Title: “Figuring Out Nuclear Magnetic Resonance: A Mechanical Analogue of NMR"
Faculty Mentor: Dr. Mark Masters (Physics)
External Reviewer: Dr. Ronald Friedman (Chemistry)
Honors Program Council Liaison: Dr. Timothy Grove (Physics)
Srikanth Dasari is a Biomedical Physics and Biology Pre-Medicine dual major. He is involved in several organizations on campus – including Pre-med Club and The Big Heart Club – and conducts research in the physics department with Dr. Mark Masters and in the consumer and family sciences department with Prof. Linda Lolkus. He has also served as a student leader for The BIG Event and participated in volunteer activities for Northrop High School’s speech and debate team, the Chapman Scholars Program, the Honors Student Group, and The Big Heart Club. Srikanth will be graduating with distinction in May of 2014. Srikanth was accepted into the Indiana University School of Medicine 2014 entering class and will be matriculating to one of the 9 state campuses in August of 2014. He plans to spend his summer working towards publication of his research and road tripping around the United States with his family.

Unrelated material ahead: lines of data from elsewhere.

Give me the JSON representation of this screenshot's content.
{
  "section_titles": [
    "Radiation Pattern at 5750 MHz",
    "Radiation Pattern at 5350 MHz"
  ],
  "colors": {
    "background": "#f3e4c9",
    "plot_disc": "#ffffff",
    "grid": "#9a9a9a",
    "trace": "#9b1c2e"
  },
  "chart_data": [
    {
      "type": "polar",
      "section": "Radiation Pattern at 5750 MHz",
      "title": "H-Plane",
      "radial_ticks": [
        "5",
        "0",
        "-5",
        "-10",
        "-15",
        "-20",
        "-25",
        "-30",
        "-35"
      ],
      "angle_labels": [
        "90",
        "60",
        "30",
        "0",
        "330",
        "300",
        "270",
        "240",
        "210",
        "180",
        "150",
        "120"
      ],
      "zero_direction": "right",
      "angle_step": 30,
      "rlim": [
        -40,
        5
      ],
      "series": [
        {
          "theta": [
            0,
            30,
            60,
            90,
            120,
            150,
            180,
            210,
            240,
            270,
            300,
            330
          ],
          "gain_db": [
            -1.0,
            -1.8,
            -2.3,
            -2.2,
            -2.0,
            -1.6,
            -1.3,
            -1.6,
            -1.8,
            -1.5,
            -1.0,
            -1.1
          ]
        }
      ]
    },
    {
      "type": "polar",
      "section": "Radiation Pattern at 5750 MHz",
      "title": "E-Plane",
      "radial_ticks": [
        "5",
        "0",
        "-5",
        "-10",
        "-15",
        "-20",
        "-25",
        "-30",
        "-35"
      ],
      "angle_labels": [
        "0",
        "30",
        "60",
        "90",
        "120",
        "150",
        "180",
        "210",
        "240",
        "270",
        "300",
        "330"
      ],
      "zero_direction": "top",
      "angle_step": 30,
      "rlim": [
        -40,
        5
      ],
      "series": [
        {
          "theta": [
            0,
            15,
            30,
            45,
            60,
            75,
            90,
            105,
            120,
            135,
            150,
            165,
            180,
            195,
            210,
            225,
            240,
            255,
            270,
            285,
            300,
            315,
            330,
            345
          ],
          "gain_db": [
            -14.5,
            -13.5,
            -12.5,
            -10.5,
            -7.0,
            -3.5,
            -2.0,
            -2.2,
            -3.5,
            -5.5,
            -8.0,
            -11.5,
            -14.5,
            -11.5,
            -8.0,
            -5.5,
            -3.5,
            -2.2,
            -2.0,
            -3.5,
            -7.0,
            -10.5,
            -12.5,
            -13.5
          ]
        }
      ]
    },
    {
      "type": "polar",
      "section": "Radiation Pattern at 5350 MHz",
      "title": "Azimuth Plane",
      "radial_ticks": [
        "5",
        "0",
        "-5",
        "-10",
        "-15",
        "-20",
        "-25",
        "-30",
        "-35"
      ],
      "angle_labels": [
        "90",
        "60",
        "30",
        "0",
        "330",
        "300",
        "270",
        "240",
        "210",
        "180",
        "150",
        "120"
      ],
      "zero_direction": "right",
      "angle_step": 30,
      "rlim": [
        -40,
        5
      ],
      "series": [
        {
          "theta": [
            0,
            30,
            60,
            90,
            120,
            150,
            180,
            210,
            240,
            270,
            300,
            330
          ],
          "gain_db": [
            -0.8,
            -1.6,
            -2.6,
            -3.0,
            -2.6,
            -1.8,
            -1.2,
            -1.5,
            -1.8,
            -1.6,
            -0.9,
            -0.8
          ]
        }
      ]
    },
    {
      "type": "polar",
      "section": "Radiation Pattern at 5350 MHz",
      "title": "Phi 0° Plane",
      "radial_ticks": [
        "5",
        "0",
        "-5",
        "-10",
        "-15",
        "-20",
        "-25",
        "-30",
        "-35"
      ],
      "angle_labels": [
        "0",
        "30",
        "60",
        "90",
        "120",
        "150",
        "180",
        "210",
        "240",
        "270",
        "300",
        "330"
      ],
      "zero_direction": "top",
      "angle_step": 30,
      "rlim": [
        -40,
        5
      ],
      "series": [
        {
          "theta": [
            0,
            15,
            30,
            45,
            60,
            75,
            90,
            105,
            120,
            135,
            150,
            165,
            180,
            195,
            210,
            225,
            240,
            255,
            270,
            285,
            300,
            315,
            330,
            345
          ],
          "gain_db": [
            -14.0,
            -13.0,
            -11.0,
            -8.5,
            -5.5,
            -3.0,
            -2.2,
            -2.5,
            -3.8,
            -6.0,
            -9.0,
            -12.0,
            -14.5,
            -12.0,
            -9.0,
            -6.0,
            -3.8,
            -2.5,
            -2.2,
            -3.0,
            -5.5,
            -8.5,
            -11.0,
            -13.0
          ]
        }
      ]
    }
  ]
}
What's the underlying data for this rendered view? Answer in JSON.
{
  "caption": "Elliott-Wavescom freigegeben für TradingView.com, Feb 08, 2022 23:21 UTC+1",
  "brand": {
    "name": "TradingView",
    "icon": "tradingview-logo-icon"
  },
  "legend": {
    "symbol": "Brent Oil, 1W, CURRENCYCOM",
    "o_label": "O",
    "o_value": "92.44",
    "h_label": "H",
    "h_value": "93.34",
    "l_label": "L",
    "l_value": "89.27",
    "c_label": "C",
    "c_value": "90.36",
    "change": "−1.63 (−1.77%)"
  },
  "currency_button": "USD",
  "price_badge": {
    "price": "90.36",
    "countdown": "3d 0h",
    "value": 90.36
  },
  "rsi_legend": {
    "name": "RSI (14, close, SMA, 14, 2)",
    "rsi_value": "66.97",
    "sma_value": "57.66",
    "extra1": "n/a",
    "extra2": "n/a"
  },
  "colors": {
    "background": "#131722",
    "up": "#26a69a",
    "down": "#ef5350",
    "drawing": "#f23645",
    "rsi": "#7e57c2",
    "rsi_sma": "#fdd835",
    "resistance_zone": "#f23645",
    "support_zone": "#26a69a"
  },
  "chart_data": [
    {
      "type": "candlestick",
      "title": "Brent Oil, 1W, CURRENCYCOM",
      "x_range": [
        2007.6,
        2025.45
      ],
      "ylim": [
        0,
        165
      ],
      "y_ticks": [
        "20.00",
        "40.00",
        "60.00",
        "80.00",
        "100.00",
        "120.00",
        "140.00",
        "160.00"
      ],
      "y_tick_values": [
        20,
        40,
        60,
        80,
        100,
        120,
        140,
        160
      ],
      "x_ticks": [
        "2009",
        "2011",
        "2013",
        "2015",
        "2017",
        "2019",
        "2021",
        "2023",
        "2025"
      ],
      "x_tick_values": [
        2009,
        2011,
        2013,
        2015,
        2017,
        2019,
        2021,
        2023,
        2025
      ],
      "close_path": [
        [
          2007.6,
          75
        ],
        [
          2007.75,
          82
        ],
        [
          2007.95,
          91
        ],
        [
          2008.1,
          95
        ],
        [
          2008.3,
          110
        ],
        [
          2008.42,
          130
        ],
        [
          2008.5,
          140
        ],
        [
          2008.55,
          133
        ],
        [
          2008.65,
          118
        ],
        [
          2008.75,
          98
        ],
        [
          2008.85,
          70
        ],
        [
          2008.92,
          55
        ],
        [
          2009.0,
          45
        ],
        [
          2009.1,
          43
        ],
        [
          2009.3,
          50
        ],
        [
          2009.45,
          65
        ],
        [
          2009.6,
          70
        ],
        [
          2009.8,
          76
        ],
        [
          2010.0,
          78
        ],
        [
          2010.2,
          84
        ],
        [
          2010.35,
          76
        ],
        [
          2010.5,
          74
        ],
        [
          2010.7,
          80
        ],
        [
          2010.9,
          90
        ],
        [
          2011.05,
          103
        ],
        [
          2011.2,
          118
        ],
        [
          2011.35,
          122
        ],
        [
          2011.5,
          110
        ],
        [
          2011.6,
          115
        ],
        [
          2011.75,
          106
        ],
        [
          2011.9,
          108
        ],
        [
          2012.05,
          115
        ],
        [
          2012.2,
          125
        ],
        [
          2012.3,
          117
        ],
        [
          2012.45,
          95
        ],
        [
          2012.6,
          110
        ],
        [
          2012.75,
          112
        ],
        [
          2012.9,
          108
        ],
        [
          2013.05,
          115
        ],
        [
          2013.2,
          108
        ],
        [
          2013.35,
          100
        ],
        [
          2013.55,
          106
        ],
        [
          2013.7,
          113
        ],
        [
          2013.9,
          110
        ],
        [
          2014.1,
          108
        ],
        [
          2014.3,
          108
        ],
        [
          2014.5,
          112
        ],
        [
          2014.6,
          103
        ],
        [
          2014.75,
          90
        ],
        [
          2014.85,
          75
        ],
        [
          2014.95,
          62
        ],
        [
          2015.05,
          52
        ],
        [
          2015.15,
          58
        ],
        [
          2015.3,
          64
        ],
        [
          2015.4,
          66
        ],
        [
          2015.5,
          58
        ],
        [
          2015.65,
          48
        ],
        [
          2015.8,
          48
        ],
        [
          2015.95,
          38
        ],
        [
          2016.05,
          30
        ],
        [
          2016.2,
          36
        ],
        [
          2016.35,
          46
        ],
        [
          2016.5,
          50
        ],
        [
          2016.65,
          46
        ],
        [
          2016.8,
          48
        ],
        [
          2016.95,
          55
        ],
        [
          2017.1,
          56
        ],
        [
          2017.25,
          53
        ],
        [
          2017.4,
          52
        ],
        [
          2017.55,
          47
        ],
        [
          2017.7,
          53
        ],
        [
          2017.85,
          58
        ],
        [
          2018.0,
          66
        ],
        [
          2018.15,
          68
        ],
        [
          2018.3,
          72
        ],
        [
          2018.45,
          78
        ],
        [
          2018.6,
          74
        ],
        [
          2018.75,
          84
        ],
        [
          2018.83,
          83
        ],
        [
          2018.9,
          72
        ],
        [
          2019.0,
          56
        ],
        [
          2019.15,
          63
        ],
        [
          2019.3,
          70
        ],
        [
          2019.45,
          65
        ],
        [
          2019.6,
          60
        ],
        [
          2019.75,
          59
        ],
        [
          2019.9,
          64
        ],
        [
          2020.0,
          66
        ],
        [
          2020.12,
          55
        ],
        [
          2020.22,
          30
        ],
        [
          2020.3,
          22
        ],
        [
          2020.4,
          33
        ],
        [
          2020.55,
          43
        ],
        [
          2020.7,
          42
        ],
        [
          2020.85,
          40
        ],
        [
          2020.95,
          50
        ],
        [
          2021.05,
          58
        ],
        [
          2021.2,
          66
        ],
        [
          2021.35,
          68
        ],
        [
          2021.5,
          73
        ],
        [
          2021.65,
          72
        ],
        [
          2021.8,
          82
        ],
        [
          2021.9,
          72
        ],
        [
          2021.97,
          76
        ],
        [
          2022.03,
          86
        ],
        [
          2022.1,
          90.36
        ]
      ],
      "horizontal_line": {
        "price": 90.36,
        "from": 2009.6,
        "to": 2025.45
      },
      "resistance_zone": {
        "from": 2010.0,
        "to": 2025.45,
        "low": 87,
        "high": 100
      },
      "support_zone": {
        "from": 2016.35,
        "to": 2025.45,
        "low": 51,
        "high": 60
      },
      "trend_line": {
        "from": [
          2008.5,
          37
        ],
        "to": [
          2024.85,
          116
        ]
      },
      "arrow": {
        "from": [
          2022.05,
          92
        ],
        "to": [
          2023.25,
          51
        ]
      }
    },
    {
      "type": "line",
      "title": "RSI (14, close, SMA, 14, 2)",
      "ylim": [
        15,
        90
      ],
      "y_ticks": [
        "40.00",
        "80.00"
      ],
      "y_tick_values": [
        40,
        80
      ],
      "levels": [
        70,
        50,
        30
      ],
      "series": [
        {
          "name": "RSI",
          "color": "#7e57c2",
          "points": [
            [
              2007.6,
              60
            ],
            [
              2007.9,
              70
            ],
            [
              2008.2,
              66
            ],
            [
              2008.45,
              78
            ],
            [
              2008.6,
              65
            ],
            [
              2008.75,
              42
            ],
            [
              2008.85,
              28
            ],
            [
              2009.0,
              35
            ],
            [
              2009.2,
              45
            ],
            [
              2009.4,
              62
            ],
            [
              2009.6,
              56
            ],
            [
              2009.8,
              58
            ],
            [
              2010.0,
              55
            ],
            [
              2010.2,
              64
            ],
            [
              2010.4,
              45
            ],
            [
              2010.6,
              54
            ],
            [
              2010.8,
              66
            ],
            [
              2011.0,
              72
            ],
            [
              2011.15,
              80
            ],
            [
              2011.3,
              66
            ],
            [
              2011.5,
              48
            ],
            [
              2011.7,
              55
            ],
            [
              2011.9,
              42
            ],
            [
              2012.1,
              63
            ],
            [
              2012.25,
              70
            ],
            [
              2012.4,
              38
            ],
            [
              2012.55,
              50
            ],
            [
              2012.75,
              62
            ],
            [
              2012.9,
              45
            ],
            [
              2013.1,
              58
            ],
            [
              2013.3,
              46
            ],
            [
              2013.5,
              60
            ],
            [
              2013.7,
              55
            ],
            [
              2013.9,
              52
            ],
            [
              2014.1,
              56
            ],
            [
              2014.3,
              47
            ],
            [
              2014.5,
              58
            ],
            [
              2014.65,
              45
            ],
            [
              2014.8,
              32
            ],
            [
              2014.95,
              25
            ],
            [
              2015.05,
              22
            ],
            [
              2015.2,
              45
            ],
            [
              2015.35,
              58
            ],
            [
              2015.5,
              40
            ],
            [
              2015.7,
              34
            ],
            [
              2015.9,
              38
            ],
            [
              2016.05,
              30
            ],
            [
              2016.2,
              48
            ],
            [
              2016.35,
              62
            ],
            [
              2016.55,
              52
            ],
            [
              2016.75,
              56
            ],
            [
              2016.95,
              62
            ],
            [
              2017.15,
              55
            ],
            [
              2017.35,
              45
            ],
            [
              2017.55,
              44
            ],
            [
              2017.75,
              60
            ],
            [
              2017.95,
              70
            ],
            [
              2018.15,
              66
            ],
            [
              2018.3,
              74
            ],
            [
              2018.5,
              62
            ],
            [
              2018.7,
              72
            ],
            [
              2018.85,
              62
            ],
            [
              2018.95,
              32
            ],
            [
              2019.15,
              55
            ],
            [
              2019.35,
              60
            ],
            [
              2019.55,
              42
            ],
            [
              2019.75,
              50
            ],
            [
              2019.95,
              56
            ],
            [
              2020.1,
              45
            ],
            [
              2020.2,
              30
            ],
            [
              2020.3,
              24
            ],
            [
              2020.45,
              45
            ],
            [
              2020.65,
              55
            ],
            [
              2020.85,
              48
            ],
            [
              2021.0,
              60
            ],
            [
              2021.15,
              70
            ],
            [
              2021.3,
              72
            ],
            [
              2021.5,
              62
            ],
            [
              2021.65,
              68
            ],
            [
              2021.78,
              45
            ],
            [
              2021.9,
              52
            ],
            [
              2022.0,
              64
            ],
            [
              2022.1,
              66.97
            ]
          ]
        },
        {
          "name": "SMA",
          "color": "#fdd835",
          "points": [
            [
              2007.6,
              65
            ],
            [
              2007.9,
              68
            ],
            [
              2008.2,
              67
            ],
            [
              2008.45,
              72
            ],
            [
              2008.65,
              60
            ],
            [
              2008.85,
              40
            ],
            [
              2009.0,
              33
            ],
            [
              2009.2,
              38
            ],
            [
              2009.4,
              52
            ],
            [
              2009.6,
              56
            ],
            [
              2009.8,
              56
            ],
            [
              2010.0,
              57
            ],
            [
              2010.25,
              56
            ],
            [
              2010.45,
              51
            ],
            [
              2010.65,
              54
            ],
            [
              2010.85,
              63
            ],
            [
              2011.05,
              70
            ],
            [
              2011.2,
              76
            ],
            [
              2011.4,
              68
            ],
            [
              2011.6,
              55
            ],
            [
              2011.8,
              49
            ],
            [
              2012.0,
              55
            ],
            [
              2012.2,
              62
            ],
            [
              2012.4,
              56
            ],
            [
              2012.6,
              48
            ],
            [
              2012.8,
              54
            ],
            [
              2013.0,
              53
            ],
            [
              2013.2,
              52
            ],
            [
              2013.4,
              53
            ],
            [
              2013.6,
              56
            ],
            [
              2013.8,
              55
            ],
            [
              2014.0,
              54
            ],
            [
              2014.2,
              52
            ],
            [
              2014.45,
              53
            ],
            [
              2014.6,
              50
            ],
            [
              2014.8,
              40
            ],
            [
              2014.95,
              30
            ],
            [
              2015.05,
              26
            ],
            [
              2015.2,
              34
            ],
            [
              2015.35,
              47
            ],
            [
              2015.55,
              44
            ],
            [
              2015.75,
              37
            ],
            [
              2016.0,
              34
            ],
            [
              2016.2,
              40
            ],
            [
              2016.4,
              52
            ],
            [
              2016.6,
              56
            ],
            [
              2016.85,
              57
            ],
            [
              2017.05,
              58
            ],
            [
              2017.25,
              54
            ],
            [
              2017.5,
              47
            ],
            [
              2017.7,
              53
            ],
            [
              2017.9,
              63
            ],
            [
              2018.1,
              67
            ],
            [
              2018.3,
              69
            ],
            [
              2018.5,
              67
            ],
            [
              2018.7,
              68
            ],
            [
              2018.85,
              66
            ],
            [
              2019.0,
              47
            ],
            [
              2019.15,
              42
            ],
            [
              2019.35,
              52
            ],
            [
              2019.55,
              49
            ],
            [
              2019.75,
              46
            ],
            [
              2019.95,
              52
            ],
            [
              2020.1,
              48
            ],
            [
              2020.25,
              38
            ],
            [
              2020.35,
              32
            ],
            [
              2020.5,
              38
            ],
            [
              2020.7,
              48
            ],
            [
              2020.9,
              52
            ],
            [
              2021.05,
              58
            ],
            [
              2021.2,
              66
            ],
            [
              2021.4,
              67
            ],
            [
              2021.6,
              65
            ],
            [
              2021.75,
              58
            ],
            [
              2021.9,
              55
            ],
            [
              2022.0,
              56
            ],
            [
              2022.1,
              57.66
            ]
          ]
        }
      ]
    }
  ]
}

Nuclear Magnetic Resonance is an important phenomenon which underlies techniques like NMR spectroscopy, for chemical identification, and magnetic resonance imaging (MRI), for imaging the human body. The theory of NMR, however, is difficult to understand. At present, most college students in chemistry or biology are able to successfully “turn the crank” and use the device, but the models generally presented for the functioning of NMR are confusing. There are a number of different forms of Nuclear Magnetic Resonance (NMR) - scanning magnetic field, scanning rf frequency, and pulsed rf. Using plastic spheres with embedded Nd Magnets rotating in an air-bearing, two large plate magnets to set the guide magnetic field and a pair of Helmholtz coils to the “rf ” excitation fields, we are able to mechanically simulate each of the different types of NMR. We are able to see the sphere, our approximation of a proton, go into and out of resonance. Using this model, students can gain a foundational understanding of how NMR actual works and can learn what it means for nuclei to resonate.